Un legado de trabajo: La vida de Julio Diez en la Patagonia
A los 99 años y con ceguera desde hace casi dos décadas, Julio Diez camina con firmeza los pocos metros que lo separan de su galpón en General Roca. Con un trapo en mano y un tango resonando de fondo, se dedica a limpiar peras y manzanas, cada una como si pudiera verlas. “Me canso de estar sentado, prefiero trabajar”, confiesa. Esta rutina refleja no solo su tenacidad, sino una cultura profundamente arraigada: la del trabajo en la fruticultura del Alto Valle, un legado que va de su padre a sus nietos. Un puente entre generaciones, Julio representa a aquellos para quienes trabajar es más que una obligación; es una forma de vivir.

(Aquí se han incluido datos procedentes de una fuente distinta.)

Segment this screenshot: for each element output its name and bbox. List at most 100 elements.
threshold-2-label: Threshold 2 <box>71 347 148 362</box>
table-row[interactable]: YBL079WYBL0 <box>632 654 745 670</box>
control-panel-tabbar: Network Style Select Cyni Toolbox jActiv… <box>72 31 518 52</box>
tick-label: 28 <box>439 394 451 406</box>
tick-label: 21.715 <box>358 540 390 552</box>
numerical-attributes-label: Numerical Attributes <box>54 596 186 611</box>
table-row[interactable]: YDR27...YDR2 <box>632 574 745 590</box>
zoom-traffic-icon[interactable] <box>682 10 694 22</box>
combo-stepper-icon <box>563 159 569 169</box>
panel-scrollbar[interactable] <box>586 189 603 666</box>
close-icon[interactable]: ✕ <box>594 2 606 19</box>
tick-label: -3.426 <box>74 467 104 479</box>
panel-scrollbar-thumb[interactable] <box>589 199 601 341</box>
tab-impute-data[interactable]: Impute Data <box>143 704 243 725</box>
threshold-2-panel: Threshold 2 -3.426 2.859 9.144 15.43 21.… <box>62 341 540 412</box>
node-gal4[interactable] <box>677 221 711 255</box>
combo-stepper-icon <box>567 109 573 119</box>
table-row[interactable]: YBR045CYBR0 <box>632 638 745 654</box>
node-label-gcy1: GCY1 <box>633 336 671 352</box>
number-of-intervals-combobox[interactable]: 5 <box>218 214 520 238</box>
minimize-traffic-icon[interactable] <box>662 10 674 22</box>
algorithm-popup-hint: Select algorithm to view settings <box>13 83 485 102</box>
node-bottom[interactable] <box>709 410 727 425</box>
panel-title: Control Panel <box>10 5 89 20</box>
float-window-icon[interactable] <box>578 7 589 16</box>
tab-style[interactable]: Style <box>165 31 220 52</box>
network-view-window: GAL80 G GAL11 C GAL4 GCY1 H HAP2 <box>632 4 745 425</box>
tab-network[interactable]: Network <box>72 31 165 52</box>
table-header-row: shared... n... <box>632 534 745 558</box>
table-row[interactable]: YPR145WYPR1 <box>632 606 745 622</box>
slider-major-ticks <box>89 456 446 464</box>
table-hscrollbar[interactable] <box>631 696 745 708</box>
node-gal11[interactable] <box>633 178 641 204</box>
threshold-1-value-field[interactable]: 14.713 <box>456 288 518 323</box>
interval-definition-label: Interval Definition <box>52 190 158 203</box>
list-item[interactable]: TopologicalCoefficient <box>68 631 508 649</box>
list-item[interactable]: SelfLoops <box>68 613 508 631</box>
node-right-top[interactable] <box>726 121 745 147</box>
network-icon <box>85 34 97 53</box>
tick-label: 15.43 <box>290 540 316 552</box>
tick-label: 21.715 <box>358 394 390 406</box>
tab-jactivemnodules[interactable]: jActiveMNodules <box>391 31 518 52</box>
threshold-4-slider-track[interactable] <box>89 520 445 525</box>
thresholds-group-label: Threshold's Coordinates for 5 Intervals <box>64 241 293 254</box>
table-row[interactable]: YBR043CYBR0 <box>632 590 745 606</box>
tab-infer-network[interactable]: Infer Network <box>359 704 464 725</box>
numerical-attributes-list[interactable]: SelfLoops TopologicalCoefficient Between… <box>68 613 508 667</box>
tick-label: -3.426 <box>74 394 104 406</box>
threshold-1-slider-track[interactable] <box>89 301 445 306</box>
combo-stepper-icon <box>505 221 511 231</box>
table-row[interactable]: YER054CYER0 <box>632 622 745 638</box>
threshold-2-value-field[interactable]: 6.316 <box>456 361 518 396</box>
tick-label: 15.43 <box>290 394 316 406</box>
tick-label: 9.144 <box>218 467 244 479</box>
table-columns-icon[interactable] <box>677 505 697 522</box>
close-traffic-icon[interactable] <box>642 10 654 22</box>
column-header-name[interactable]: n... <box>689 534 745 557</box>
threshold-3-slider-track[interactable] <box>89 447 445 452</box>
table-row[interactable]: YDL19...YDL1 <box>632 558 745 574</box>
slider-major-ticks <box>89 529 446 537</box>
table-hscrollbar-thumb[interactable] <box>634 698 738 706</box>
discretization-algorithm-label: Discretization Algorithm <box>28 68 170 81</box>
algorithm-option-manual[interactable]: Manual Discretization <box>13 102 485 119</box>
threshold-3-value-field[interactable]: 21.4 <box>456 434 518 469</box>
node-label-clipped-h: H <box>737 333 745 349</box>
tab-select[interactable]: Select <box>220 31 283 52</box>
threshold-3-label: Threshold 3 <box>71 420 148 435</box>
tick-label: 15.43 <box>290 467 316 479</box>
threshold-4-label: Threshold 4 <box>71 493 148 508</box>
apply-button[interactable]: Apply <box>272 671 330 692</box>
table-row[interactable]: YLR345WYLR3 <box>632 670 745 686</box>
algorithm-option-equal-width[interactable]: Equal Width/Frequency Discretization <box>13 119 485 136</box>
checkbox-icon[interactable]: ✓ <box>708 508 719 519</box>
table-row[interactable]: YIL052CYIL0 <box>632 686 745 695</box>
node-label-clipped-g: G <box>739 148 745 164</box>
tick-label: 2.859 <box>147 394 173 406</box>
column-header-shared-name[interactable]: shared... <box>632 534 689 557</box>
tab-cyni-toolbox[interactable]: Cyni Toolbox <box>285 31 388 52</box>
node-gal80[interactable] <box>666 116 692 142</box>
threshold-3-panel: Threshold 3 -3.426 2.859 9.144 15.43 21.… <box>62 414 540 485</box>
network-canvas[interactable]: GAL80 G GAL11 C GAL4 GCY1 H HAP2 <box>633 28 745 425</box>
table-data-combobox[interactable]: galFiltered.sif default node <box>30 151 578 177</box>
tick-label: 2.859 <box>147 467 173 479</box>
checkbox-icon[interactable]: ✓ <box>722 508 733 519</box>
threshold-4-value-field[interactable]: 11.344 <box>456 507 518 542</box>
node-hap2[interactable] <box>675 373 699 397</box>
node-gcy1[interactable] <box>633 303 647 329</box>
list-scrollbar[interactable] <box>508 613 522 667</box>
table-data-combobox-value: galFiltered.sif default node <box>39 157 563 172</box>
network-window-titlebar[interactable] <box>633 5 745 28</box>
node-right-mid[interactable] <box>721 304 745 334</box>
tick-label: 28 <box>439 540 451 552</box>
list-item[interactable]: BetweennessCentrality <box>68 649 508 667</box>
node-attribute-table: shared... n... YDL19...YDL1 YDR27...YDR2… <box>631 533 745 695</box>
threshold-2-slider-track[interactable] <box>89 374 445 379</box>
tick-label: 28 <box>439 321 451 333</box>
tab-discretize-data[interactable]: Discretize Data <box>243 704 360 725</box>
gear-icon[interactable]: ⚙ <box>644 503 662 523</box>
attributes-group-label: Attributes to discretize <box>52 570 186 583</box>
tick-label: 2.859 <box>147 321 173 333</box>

La historia detrás de la chacra Diez
La vida de Julio comenzó en Stefenelli, General Roca, en 1926, cuando su padre, Narciso, un inmigrante español, compró una chacra de dos hectáreas y media. Sin embargo, el desafío apenas comenzaba; había que transformar el campo árido en un lugar productivo. Aunque la chacra originalmente contaba con viñas, fue con el tiempo que la fruticultura ganó protagonismo en la región. "Cuando volvíamos de la escuela, tomábamos el té y a trabajar", recuerda. Julio, con apenas cinco años, ya sabía que el sacrificio era parte de su cotidianidad, y esa enseñanza ha perdurado hasta sus días actuales.
Un presente activo en la fruticultura
Hoy, en una superficie de 3,8 hectáreas llamada "Frutos de Diez", su hijo Daniel y sus nietos siguen la senda trazada por Julio. Cultivan peras, manzanas y duraznos, trabajando todos los aspectos de la producción con pasión y dedicación. "En la chacra nunca falta trabajo", dice Julio, resonando con la filosofía de toda una vida dedicada a la tierra. Aunque la ceguera ha limitado algunas de sus actividades, su espíritu indomable lo mantiene En acción, limpiando cada fruta meticulosamente y disfrutando de los olores del entorno. En su voz resuena una certeza inquebrantable: "Si pudiera ver, estaría trabajando".